Publicado 24/05/2026 02:47

Paz alerta que os protestos e bloqueios ameaçam a transição democrática na Bolívia

Archivo - Arquivo - 20 de junho de 2025, São Petersburgo, Rússia: A bandeira nacional da Bolívia, tremulando ao vento em um mastro em São Petersburgo, Rússia.
Europa Press/Contacto/Maksim Konstantinov

MADRID 24 maio (EUROPA PRESS) -

O presidente da Bolívia, Rodrigo Paz, alertou que a onda de protestos e os bloqueios de estradas que há semanas afetam diversas regiões do país representam um desafio para o processo de transformação democrática e econômica que seu governo pretende impulsionar, em um contexto marcado pela tensão social e pela crise econômica.

Em entrevista concedida à Bloomberg, o presidente boliviano destacou que a situação atual coloca à prova a estabilidade institucional do país em plena transição para um modelo mais aberto ao exterior e ao investimento privado.

As mobilizações, que já completam quatro semanas, dificultaram o abastecimento de alimentos, combustível e suprimentos médicos para La Paz e a cidade vizinha de El Alto. Uma situação que o Executivo tenta contornar por meio da abertura de canais de negociação com os setores mobilizados, enquanto as forças de segurança continuam agindo para desobstruir algumas vias, recorrendo, em determinados casos, ao uso de gás lacrimogêneo.
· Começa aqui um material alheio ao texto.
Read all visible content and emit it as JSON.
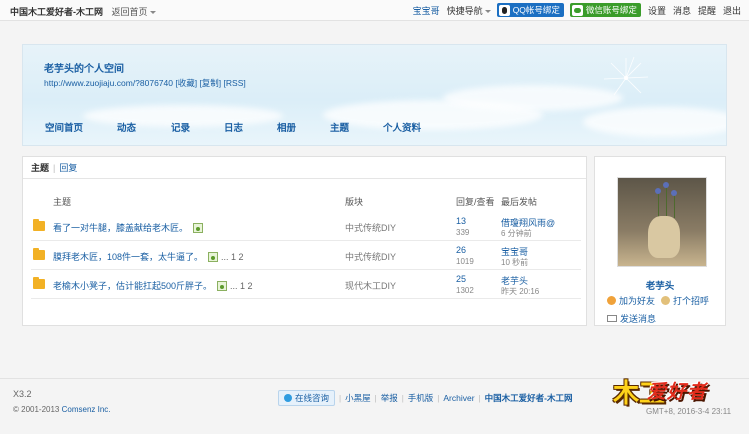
{
  "topbar": {
    "site_name": "中国木工爱好者-木工网",
    "back_home": "返回首页",
    "username": "宝宝哥",
    "quick_nav": "快捷导航",
    "qq_bind": "QQ帐号绑定",
    "wx_bind": "微信账号绑定",
    "settings": "设置",
    "messages": "消息",
    "reminders": "提醒",
    "logout": "退出"
  },
  "banner": {
    "title": "老芋头的个人空间",
    "url_line": "http://www.zuojiaju.com/?8076740 [收藏] [复制] [RSS]",
    "nav": [
      "空间首页",
      "动态",
      "记录",
      "日志",
      "相册",
      "主题",
      "个人资料"
    ]
  },
  "panel": {
    "tab_topics": "主题",
    "tab_replies": "回复",
    "headers": {
      "subject": "主题",
      "forum": "版块",
      "stats": "回复/查看",
      "last": "最后发帖"
    },
    "rows": [
      {
        "subject": "看了一对牛腿，膝盖献给老木匠。",
        "has_image": true,
        "pages": "",
        "forum": "中式传统DIY",
        "replies": "13",
        "views": "339",
        "last_user": "借瓊翔风雨@",
        "last_time": "6 分钟前"
      },
      {
        "subject": "膜拜老木匠，108件一套，太牛逼了。",
        "has_image": true,
        "pages": "... 1 2",
        "forum": "中式传统DIY",
        "replies": "26",
        "views": "1019",
        "last_user": "宝宝哥",
        "last_time": "10 秒前"
      },
      {
        "subject": "老榆木小凳子，估计能扛起500斤胖子。",
        "has_image": true,
        "pages": "... 1 2",
        "forum": "现代木工DIY",
        "replies": "25",
        "views": "1302",
        "last_user": "老芋头",
        "last_time": "昨天 20:16"
      }
    ]
  },
  "profile": {
    "name": "老芋头",
    "add_friend": "加为好友",
    "poke": "打个招呼",
    "send_message": "发送消息"
  },
  "footer": {
    "version": "X3.2",
    "copyright_prefix": "© 2001-2013",
    "company": "Comsenz Inc.",
    "online_consult": "在线咨询",
    "links": [
      "小黑屋",
      "举报",
      "手机版",
      "Archiver"
    ],
    "site_name": "中国木工爱好者-木工网",
    "gmt": "GMT+8, 2016-3-4 23:11"
  },
  "logo": {
    "part1": "木工",
    "part2": "爱好者"
  }
}
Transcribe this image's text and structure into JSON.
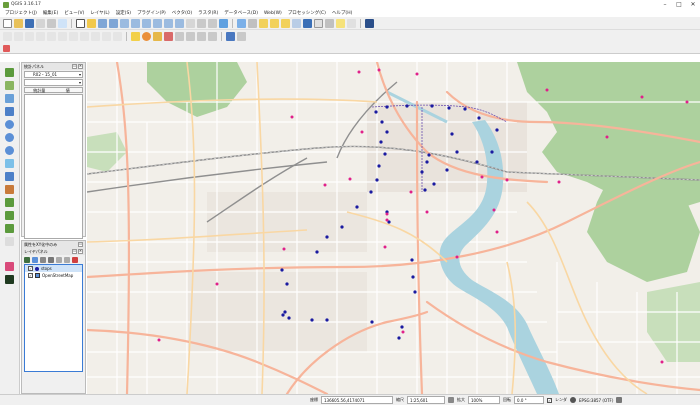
{
  "window": {
    "title": "QGIS 3.16.17"
  },
  "menu": [
    "プロジェクト(J)",
    "編集(E)",
    "ビュー(V)",
    "レイヤ(L)",
    "設定(S)",
    "プラグイン(P)",
    "ベクタ(O)",
    "ラスタ(R)",
    "データベース(D)",
    "Web(W)",
    "プロセッシング(C)",
    "ヘルプ(H)"
  ],
  "browser_panel": {
    "title": "統計パネル",
    "layer_combo": "R02・15_01",
    "col1": "統計量",
    "col2": "値"
  },
  "layers_panel": {
    "tab_label": "属性をXY化中のみ",
    "title": "レイヤパネル",
    "layers": [
      {
        "name": "stops",
        "checked": true,
        "selected": true,
        "symbol": "point"
      },
      {
        "name": "OpenStreetMap",
        "checked": true,
        "selected": false,
        "symbol": "raster"
      }
    ]
  },
  "statusbar": {
    "coord_label": "座標",
    "coord_value": "136605.56,4174071",
    "scale_label": "縮尺",
    "scale_value": "1:25,601",
    "magnifier_label": "拡大",
    "magnifier_value": "100%",
    "rotation_label": "回転",
    "rotation_value": "0.0 °",
    "render_label": "レンダ",
    "crs": "EPSG:3857 (OTF)"
  },
  "colors": {
    "stop_point": "#1a1aa0",
    "poi_point": "#e0208a",
    "river": "#aad3df",
    "park": "#b7d9a8",
    "forest": "#add19e",
    "primary_road": "#f7b49a",
    "secondary_road": "#f9d7a3"
  }
}
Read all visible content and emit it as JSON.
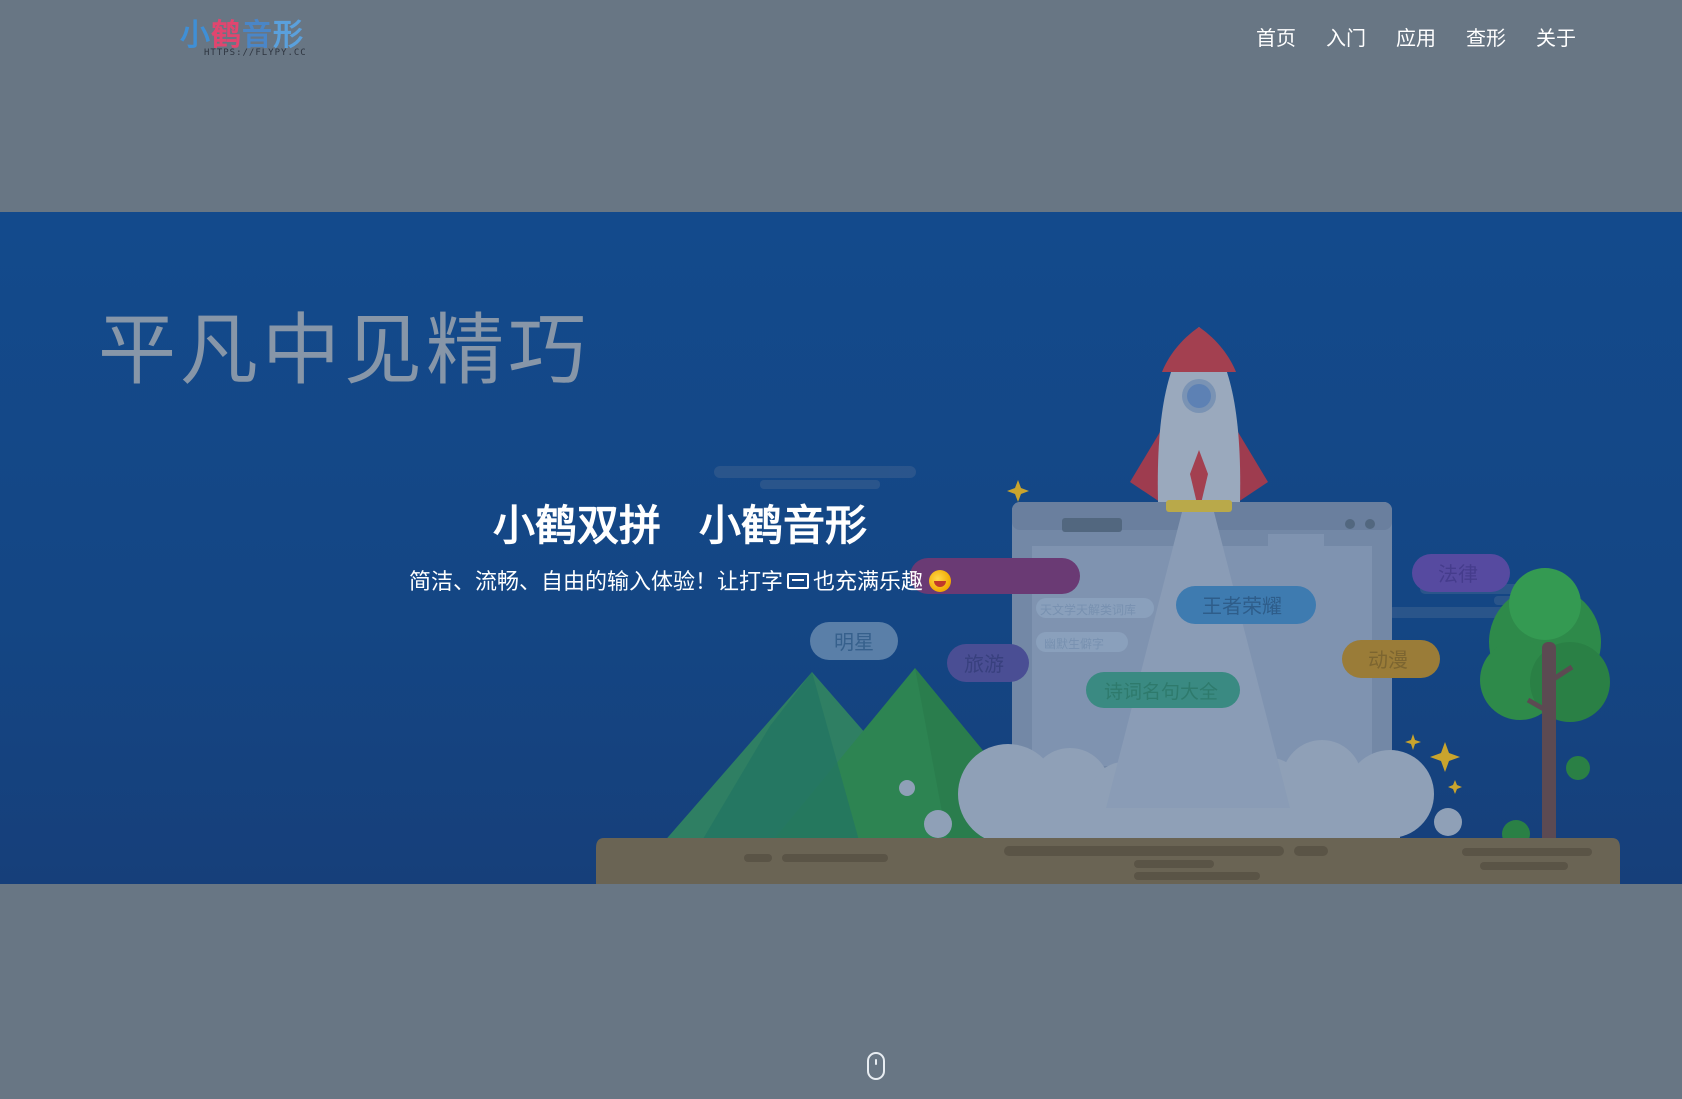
{
  "header": {
    "logo": {
      "main": [
        "小",
        "鹤",
        "音",
        "形"
      ],
      "sub": "HTTPS://FLYPY.CC"
    },
    "nav": [
      {
        "label": "首页"
      },
      {
        "label": "入门"
      },
      {
        "label": "应用"
      },
      {
        "label": "查形"
      },
      {
        "label": "关于"
      }
    ]
  },
  "hero": {
    "slogan": "平凡中见精巧",
    "title_left": "小鹤双拼",
    "title_right": "小鹤音形",
    "subtitle_part1": "简洁、流畅、自由的输入体验！让打字",
    "subtitle_icon1": "keyboard-icon",
    "subtitle_part2": "也充满乐趣",
    "subtitle_icon2": "rofl-emoji-icon",
    "tags": {
      "mingxing": "明星",
      "lvyou": "旅游",
      "shici": "诗词名句大全",
      "wangzhe": "王者荣耀",
      "falv": "法律",
      "dongman": "动漫",
      "tianwen": "天文学天解类词库",
      "shengzi": "幽默生僻字"
    }
  },
  "scroll_hint": {
    "icon": "mouse-scroll-icon"
  }
}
“Há muitos interesses internos e externos em fazer fracassar esta democracia e gerar desordem regional”, afirmou Paz da sede presidencial em La Paz. Na mesma linha, o chefe de Estado boliviano, que assumiu o poder em novembro após duas décadas de governos socialistas, insistiu que a crise atual “coloca em questão a viabilidade da democracia na Bolívia”.

Nesse contexto, o Executivo boliviano convocou para este domingo uma reunião com a federação de agricultores de La Paz com o objetivo de avançar em uma saída negociada para os atuais protestos e bloqueios.

Além disso, um conselho socioeconômico integrado por representantes de diferentes setores realizará na quarta-feira um encontro para analisar iniciativas econômicas ligadas a áreas estratégicas como petróleo, gás, mineração, lítio e investimento.

Paz demonstrou confiança de que ambos os encontros permitirão reduzir a tensão, embora tenha lembrado que a Constituição prevê o uso da força pública em determinadas circunstâncias.

Por sua vez, os manifestantes, entre eles agricultores, sindicatos e apoiadores do ex-presidente Evo Morales, exigem a saída do presidente, ao considerarem que ele não conseguiu reverter a grave situação econômica do país após meio ano de governo.

A esse respeito, Paz lamentou que “o passado não queira ceder lugar ao presente e ao futuro”. “Isso faz parte do conflito que estamos vivendo”, declarou, em alusão ao que considerou setores relutantes em permitir que a Bolívia avance em seu processo de mudança política e econômica.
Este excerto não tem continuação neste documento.